In so doing they recognise the need to reinvigorate their own cultural identity and creativity. They recognize also that
expenditures on culture are not a drain on the economy but a contribution to human and social development.
Yet this social demand for culture greatly outstrips the resources available to government alone. In many countries, industrialised and developing alike, new funding mechanisms are being devised, based on the dual recognition that cultural activities can and should be as rationally managed and administered as other development programmes and that new alliances must be forged between the public and private sector, between the state and civil society. Also, at a time when the marketplace reigns supreme, it is apparent that market process often fails to deliver a socially optimal level of goods and services in the culture sector and that cultural support delivered imaginatively in a market system is entirely consistent with pursuit of economic efficiency.
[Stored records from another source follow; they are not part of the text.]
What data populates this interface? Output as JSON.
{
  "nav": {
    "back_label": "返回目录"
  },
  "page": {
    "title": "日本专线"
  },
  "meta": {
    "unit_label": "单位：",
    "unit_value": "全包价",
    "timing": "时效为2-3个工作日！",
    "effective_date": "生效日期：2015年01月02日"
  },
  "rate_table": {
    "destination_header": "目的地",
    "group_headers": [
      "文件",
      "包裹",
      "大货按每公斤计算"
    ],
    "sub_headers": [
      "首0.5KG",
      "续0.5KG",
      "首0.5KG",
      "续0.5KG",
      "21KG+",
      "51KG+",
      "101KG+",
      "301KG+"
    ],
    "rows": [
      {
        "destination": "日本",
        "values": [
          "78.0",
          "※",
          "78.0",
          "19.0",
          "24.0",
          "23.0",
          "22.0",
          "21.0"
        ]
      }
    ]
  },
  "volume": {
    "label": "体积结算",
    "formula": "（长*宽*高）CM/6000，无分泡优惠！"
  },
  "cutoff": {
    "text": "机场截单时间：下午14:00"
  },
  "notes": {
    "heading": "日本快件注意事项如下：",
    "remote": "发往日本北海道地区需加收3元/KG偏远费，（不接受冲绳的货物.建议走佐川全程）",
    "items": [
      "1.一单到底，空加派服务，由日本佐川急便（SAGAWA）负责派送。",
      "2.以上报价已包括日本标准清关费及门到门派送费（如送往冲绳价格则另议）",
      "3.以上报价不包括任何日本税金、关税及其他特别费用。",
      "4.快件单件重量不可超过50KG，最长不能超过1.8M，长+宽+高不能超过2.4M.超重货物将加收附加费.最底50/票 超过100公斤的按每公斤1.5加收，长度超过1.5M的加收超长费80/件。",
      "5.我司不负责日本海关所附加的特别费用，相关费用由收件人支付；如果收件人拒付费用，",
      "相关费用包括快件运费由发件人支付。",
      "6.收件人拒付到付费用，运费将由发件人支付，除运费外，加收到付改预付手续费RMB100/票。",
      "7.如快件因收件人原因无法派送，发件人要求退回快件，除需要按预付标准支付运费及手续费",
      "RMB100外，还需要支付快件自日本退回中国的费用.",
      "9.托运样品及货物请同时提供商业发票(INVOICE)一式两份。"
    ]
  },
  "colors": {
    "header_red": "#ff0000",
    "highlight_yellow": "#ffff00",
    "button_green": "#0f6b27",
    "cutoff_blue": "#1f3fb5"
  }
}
The time has come, therefore, to make appropriate adjustments and innovations in the patterns of cultural funding in India. Since independence, many efforts have been made both at the governmental and non-governmental levels, to foster contemporary cultural
life, as well as to preserve the rich legacy handed down from our past. But these efforts have been dispersed, often piecemeal. A number of governmental initiatives
have been marred by administrative rigidity and a top-down approach that has done little to promote cultural freedom. Above all, the potential of many groups and communities particularly at the grassroots level, has not been realised for lack of seed funding to catalyse the ingenuity and creative energy of our people.
The NCF as constituted is expected to remedy this situation and to innovate effectively on the Indian culture scene. The
importance of this effort is not only in what it brings in materially but in the vision, that it carries, that it will be the society that will, to a large extent, provide for, financially, for its cultural aspirations.